Primary Outcome Measures:
- Neutralizing antibodies (seropositivity rates and GMTs) to each dengue virus serotype, 30 days after the dengue vaccine booster dose
Secondary Outcome Measures:
- Safety
- Occurrence of solicited adverse events (AE) within 21 days follow-up after the dengue vaccine dose; Occurrence of unsolicited non-serious AEs within 31 days (days 0-30) after the dengue vaccine dose;
- Occurrence of serious adverse events (SAEs) within 31 days (days 0-30) after the dengue vaccine dose;
- Occurrence of alert values for safety laboratory determinations within 31 days after the dengue vaccine dose;
- Occurrence of dengue (suspected or confirmed) that prompted evaluation by a physician after the conclusion of Dengue-003 to the one year follow-up visit, and during Dengue-005, (with clinical outcome);
- Occurrence of hospitalized dengue for five years following the two-dose primary vaccination series;
- Immunogenicity
- Flavivirus immunity before administration of the dengue vaccine dose, assessed as the ratio of DEN IgM:IgG by isotype capture EIA in serum collected at the time of vaccination and 30 days after the dengue vaccine booster dose;
- Tetravalent N antibody, 30 days after the dengue vaccine booster dose;
- Tetravalent N antibody, assessed the day of dengue vaccine booster dose administration;
- Neutralizing antibodies (seropositivity rates and GMT) to each dengue virus serotype, before the dengue vaccine booster dose at Visit 1;
- Presence of dengue viremia 10 days after the dengue vaccine dose;
- Tetravalent N antibody and neutralizing antibodies (seropositivity rates and GMT) to each dengue virus serotype one year after the booster dose.
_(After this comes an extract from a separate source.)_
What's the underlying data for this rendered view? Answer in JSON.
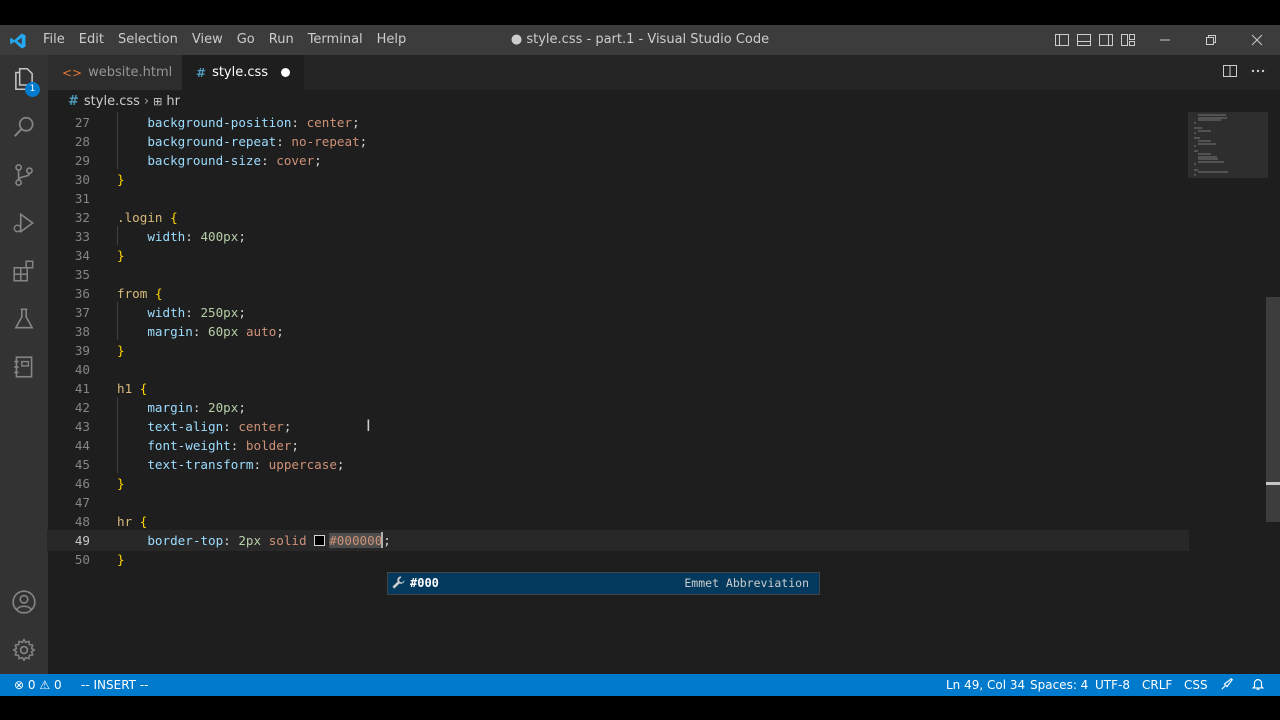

Follow-up of Dengue-003 Study (in Dengue-003; 7 Thai children received two doses of dengue vaccine six months apart followed by two doses of JE vaccine. In this study the same children will receive a booster dose approximately one year after the primary vaccination series. A one year safety follow-up after the primary vaccination series and a 4 year safety follow-up after the booster dose (one visit each year for 4 years) will be conducted. Blood samples will be collected before the booster dose and one month and again one year after the booster.